Udine ha ospitato la presentazione del concorso “50 anni dopo: la forza della memoria per (ri)costruire il futuro”, promosso da PrimaCassa FVG con il patrocinio della Regione Autonoma Friuli Venezia Giulia in vista del cinquantesimo anniversario del terremoto del 6 maggio 1976.

L’iniziativa, illustrata al Palazzo della Regione dall’Assessore alle Finanze Barbara Zilli e dal presidente di PrimaCassa FVG Marco Gasparini, è rivolta alle scuole di primo e secondo ciclo dei Comuni della provincia di Udine classificati come “disastrati” dopo il sisma.

Obiettivo del bando è trasformare la ricorrenza in un percorso educativo che rafforzi identità, solidarietà, prevenzione e resilienza. «Questo concorso rappresenta per noi molto più di una semplice iniziativa commemorativa.

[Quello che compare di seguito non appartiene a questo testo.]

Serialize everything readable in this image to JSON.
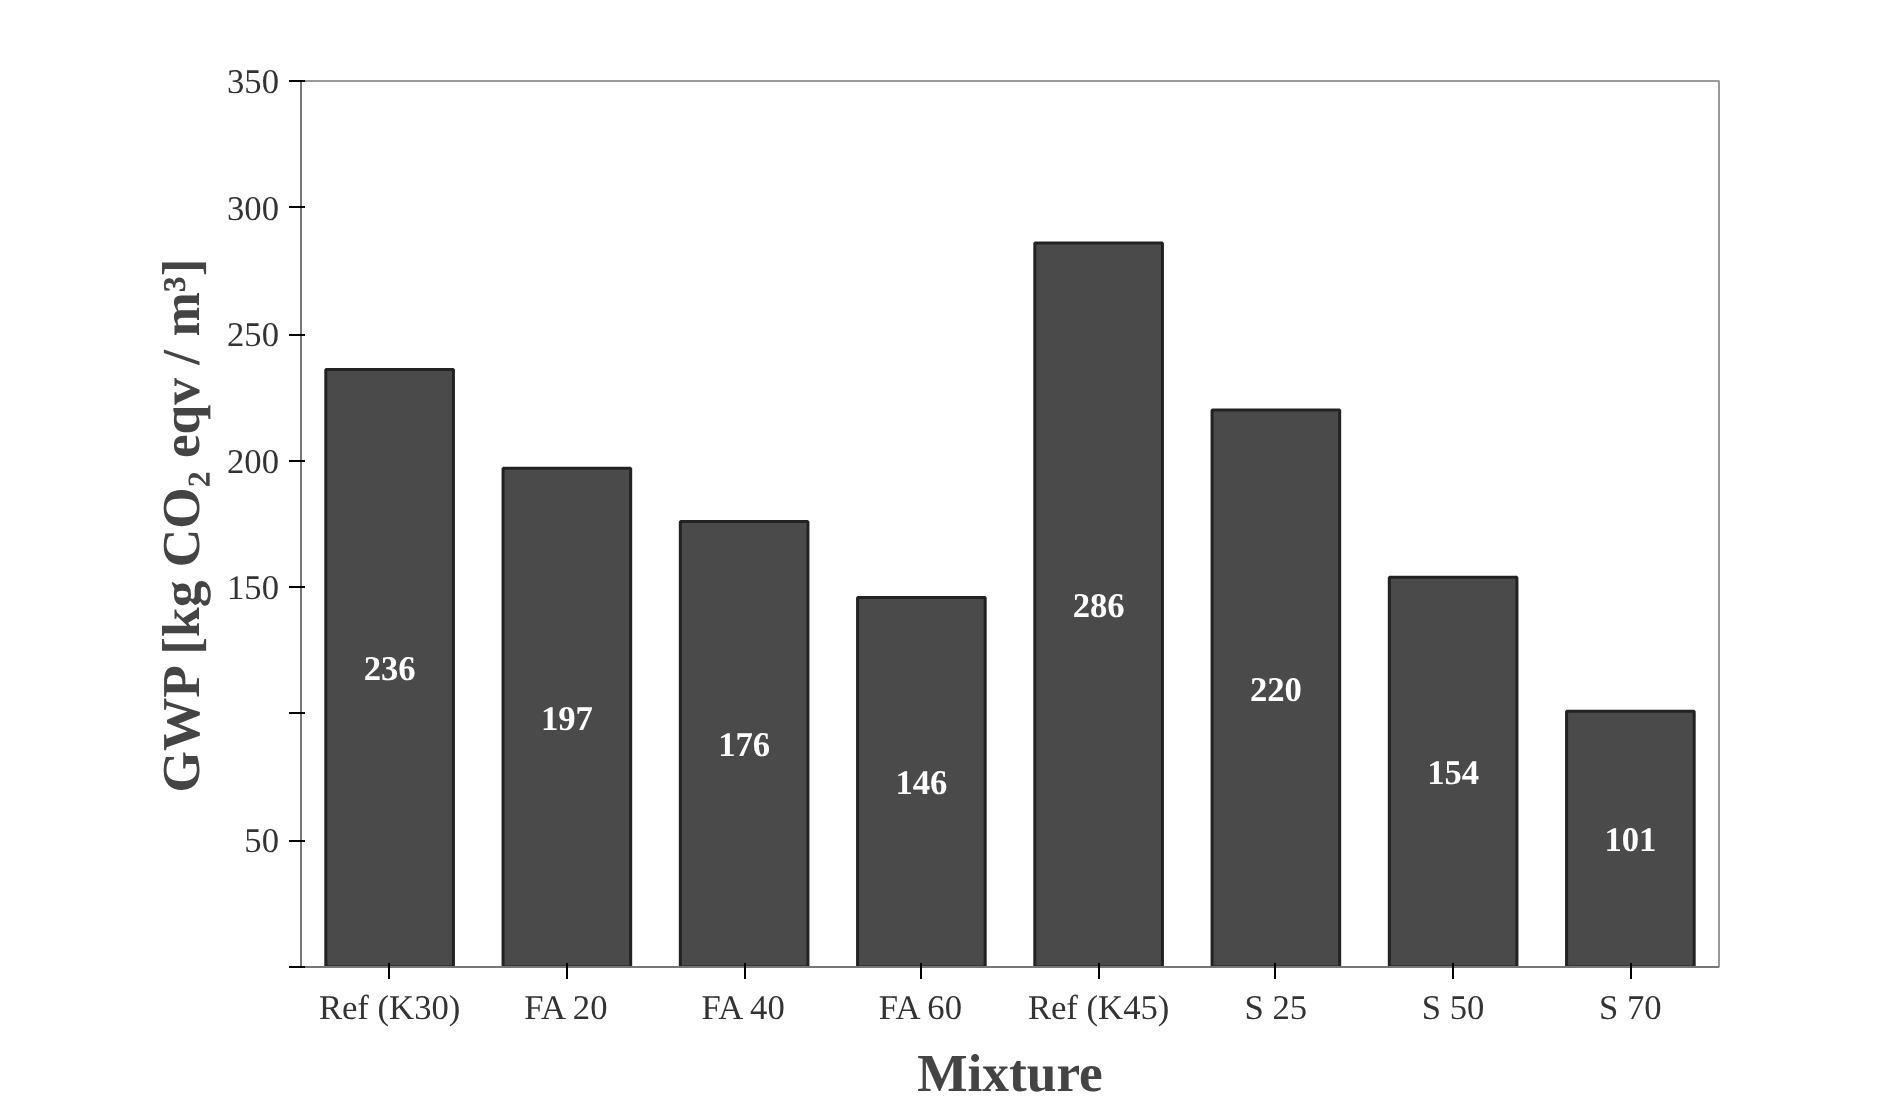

A cinquant’anni dal terremoto del 1976 sentiamo il dovere di valorizzare la memoria come strumento di crescita civile, capace di trasmettere ai giovani i valori che hanno reso forte il nostro territorio: senso di comunità, solidarietà e capacità di reagire alle difficoltà» ha affermato Gasparini.

“Iniziative come quella promossa da PrimaCassa FVG hanno un valore particolarmente significativo, perché offrono ai ragazzi uno strumento per approfondire, conoscere e scoprire cosa è stato il sisma del 1976 e per comprendere il significato profondo di tutto ciò che è avvenuto dopo, nella fase della rinascita dei nostri paesi” ha aggiunto Zilli.

Le scuole potranno presentare elaborati scritti, artistici, audiovisivi, multimediali, teatrali, musicali o digitali. I lavori dovranno essere consegnati entro il 30 aprile 2026 e saranno valutati da una commissione composta dal presidente di PrimaCassa FVG, da un docente regionale e da un giornalista del Messaggero Veneto.

Sono previsti nove premi, tre per ciascun grado di istruzione, consistenti in buoni per materiale didattico. La premiazione è fissata a Gemona del Friuli il 4 giugno 2026, all’interno della rassegna “Giovedì Prima di Tutto”.